Karel D’Haene (verdediger Zulte Waregem)
“Het klinkt raar, maar de beste manier om op Bacca te verdedigen, is – zoals Colin aanhaalt – vooral het Brugse middenveld afstoppen. Als je passeurs Vázquez, Donk en Odjidja belet te combineren, dan ben je al een eind ver – wat Standard ook bewees op Club. Zie je als verdediger dat zij toch in een positie komen om een dieptepass te versturen, dan zak je best een metertje af, want als je op dezelfde hoogte van Bacca blijft, haal je hem, zodra hij vertrekt, niet meer bij.

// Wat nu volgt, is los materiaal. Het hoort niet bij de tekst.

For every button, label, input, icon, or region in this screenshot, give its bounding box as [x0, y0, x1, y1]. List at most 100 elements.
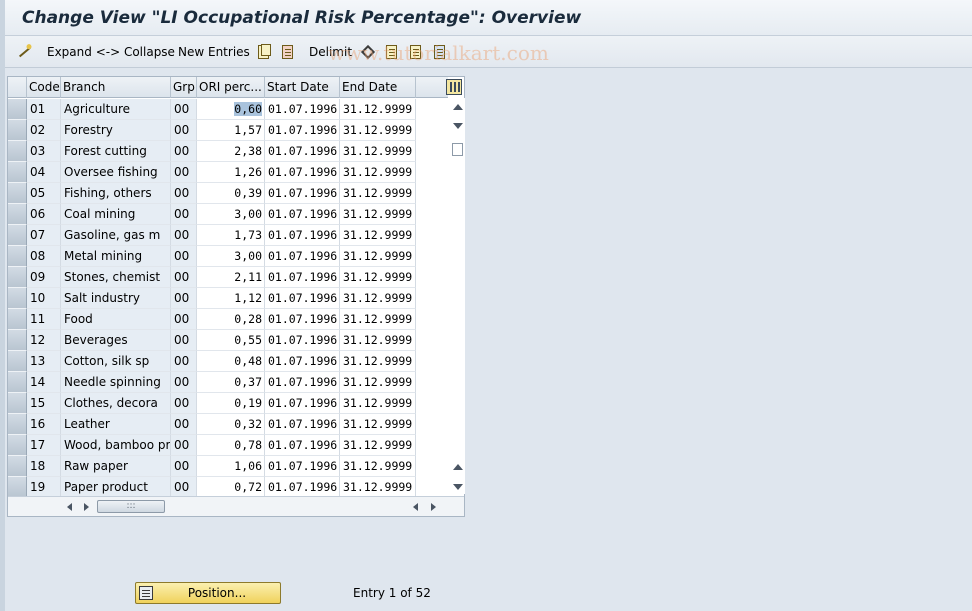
cell-ori-percentage-input[interactable]: 1,26 — [197, 162, 265, 183]
new-entries-label: New Entries — [178, 45, 250, 59]
row-selector[interactable] — [8, 267, 27, 288]
cell-grp-value: 00 — [174, 144, 190, 158]
row-selector[interactable] — [8, 288, 27, 309]
cell-code: 15 — [27, 393, 61, 414]
scroll-left-end-icon[interactable] — [413, 503, 418, 511]
cell-start-date-value: 01.07.1996 — [268, 123, 338, 137]
scroll-right-end-icon[interactable] — [431, 503, 436, 511]
cell-grp: 00 — [171, 288, 197, 309]
cell-ori-percentage-input[interactable]: 0,72 — [197, 477, 265, 498]
cell-ori-percentage-input[interactable]: 0,37 — [197, 372, 265, 393]
cell-ori-percentage-input[interactable]: 0,48 — [197, 351, 265, 372]
cell-end-date-value: 31.12.9999 — [343, 396, 413, 410]
scroll-left-icon[interactable] — [67, 503, 72, 511]
cell-ori-percentage-input[interactable]: 0,78 — [197, 435, 265, 456]
cell-branch-value: Clothes, decora — [64, 396, 158, 410]
position-button[interactable]: Position... — [135, 582, 281, 604]
column-header-end-date[interactable]: End Date — [340, 77, 416, 98]
row-selector[interactable] — [8, 330, 27, 351]
row-selector[interactable] — [8, 351, 27, 372]
row-selector[interactable] — [8, 162, 27, 183]
row-selector[interactable] — [8, 456, 27, 477]
cell-branch: Coal mining — [61, 204, 171, 225]
cell-ori-percentage-input[interactable]: 0,19 — [197, 393, 265, 414]
row-selector[interactable] — [8, 99, 27, 120]
row-selector[interactable] — [8, 414, 27, 435]
column-configuration-icon[interactable] — [446, 79, 462, 95]
undo-change-button[interactable] — [360, 36, 376, 68]
select-block-button[interactable] — [408, 36, 424, 68]
column-header-code[interactable]: Code — [27, 77, 61, 98]
new-entries-button[interactable]: New Entries — [178, 36, 250, 68]
cell-start-date-value: 01.07.1996 — [268, 312, 338, 326]
page-up-icon[interactable] — [453, 464, 463, 470]
row-selector[interactable] — [8, 477, 27, 498]
cell-branch-value: Food — [64, 312, 93, 326]
cell-ori-percentage-input[interactable]: 3,00 — [197, 204, 265, 225]
cell-branch-value: Forestry — [64, 123, 113, 137]
scroll-thumb[interactable] — [452, 143, 463, 156]
select-all-rows-corner[interactable] — [8, 77, 27, 98]
horizontal-scrollbar[interactable]: ::: — [8, 496, 464, 516]
cell-grp-value: 00 — [174, 459, 190, 473]
cell-code: 16 — [27, 414, 61, 435]
row-selector[interactable] — [8, 246, 27, 267]
cell-ori-percentage-input[interactable]: 1,57 — [197, 120, 265, 141]
cell-start-date: 01.07.1996 — [265, 162, 340, 183]
display-change-button[interactable] — [17, 36, 33, 68]
cell-end-date: 31.12.9999 — [340, 162, 416, 183]
cell-grp: 00 — [171, 372, 197, 393]
row-selector[interactable] — [8, 393, 27, 414]
copy-as-button[interactable] — [256, 36, 272, 68]
cell-ori-percentage-input[interactable]: 1,12 — [197, 288, 265, 309]
cell-end-date: 31.12.9999 — [340, 120, 416, 141]
cell-ori-percentage-input[interactable]: 1,06 — [197, 456, 265, 477]
select-all-button[interactable] — [384, 36, 400, 68]
horizontal-scroll-thumb[interactable]: ::: — [97, 500, 165, 513]
page-down-icon[interactable] — [453, 484, 463, 490]
cell-end-date: 31.12.9999 — [340, 225, 416, 246]
deselect-all-button[interactable] — [432, 36, 448, 68]
column-header-grp[interactable]: Grp — [171, 77, 197, 98]
cell-ori-percentage-input[interactable]: 2,38 — [197, 141, 265, 162]
cell-grp: 00 — [171, 141, 197, 162]
cell-ori-percentage-input[interactable]: 0,28 — [197, 309, 265, 330]
row-selector[interactable] — [8, 309, 27, 330]
column-header-branch[interactable]: Branch — [61, 77, 171, 98]
delimit-button[interactable]: Delimit — [309, 36, 352, 68]
cell-ori-percentage-input-value: 1,12 — [234, 291, 262, 305]
expand-collapse-button[interactable]: Expand <-> Collapse — [47, 36, 175, 68]
cell-end-date: 31.12.9999 — [340, 204, 416, 225]
row-selector[interactable] — [8, 372, 27, 393]
cell-end-date-value: 31.12.9999 — [343, 270, 413, 284]
vertical-scrollbar[interactable] — [449, 98, 465, 494]
row-selector[interactable] — [8, 120, 27, 141]
scroll-down-icon[interactable] — [453, 123, 463, 129]
cell-ori-percentage-input[interactable]: 2,11 — [197, 267, 265, 288]
cell-ori-percentage-input[interactable]: 1,73 — [197, 225, 265, 246]
cell-ori-percentage-input[interactable]: 3,00 — [197, 246, 265, 267]
cell-start-date: 01.07.1996 — [265, 477, 340, 498]
scroll-right-icon[interactable] — [84, 503, 89, 511]
cell-ori-percentage-input[interactable]: 0,55 — [197, 330, 265, 351]
row-selector[interactable] — [8, 225, 27, 246]
row-selector[interactable] — [8, 435, 27, 456]
delete-button[interactable] — [280, 36, 296, 68]
table-row: 01 Agriculture 00 0,60 01.07.1996 31.12.9999 — [8, 99, 448, 120]
row-selector[interactable] — [8, 141, 27, 162]
cell-ori-percentage-input[interactable]: 0,32 — [197, 414, 265, 435]
column-header-start-date[interactable]: Start Date — [265, 77, 340, 98]
cell-ori-percentage-input[interactable]: 0,60 — [197, 99, 265, 120]
row-selector[interactable] — [8, 183, 27, 204]
cell-end-date-value: 31.12.9999 — [343, 186, 413, 200]
cell-ori-percentage-input[interactable]: 0,39 — [197, 183, 265, 204]
column-header-ori-percentage[interactable]: ORI perc... — [197, 77, 265, 98]
cell-end-date: 31.12.9999 — [340, 99, 416, 120]
scroll-up-icon[interactable] — [453, 104, 463, 110]
cell-end-date-value: 31.12.9999 — [343, 354, 413, 368]
cell-end-date: 31.12.9999 — [340, 477, 416, 498]
cell-ori-percentage-input-value: 0,37 — [234, 375, 262, 389]
cell-end-date-value: 31.12.9999 — [343, 333, 413, 347]
row-selector[interactable] — [8, 204, 27, 225]
table-row: 13 Cotton, silk sp 00 0,48 01.07.1996 31.12.9… — [8, 351, 448, 372]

“Alleen als hij met de rug naar doel speelt, kun je er kort op zitten, want een targetspits die een bal doorkopt of bijhoudt, of makkelijk wegdraait, is hij niet. Daarvoor heeft hij te weinig body en soms te veel moeite met zijn balcontrole. Als de verdedigende middenvelders dan wat terugzakken, kun je hem makkelijk vastzetten. Op zijn andere minpunt – zijn zwakke linkervoet – heb ik in onze twee matchen tegen Club minder gelet. Je houdt er wel rekening mee, maar focus je te veel op zijn dominante rechter, dan pakt hij je toch met links – echt slecht is die niet hoor.
“Op Bacca’s uitstekende positionering is het moeilijker te anticiperen. Hij voelt waar de bal gaat komen. Zijn laatste goal tegen Anderlecht, waarbij hij plots in de zestien duikt, is bijna niet te verdedigen. Zoals ook zijn doelpunt in Waregem, toen hij mij met een schijnbeweging even op het verkeerde been zette, plots afhaakte en de assist van Refaelov simpel binnentikte – een echte spitsengoal.
“En typisch ook voor Bacca: je mag hem de hele match in je broekzak steken – zoals eind december óp Club – toch moet je 90 minuten aandachtig zijn. Een totaal ander type dan de fysiek krachtiger Dieu-merci Mbokani, met wie je als verdediger véél meer werk hebt omdat die vanuit het duel speelt en meer bij het spel betrokken wordt dan Bacca. Maar dat maakt hem daarom niet minder gevaarlijk.
“Of hij niet beter met een targetspits rond hem, in een 4-4-2 in plaats van in een 4-3-3, zou renderen? Moeilijk te beoordelen, het lijkt me vooral belangrijk dat hij genoeg goeie assistspelers rond zich heeft, en dan is het systeem van weinig belang.”
Kenneth Brylle (vorig seizoen spitsentrainer bij Club Brugge)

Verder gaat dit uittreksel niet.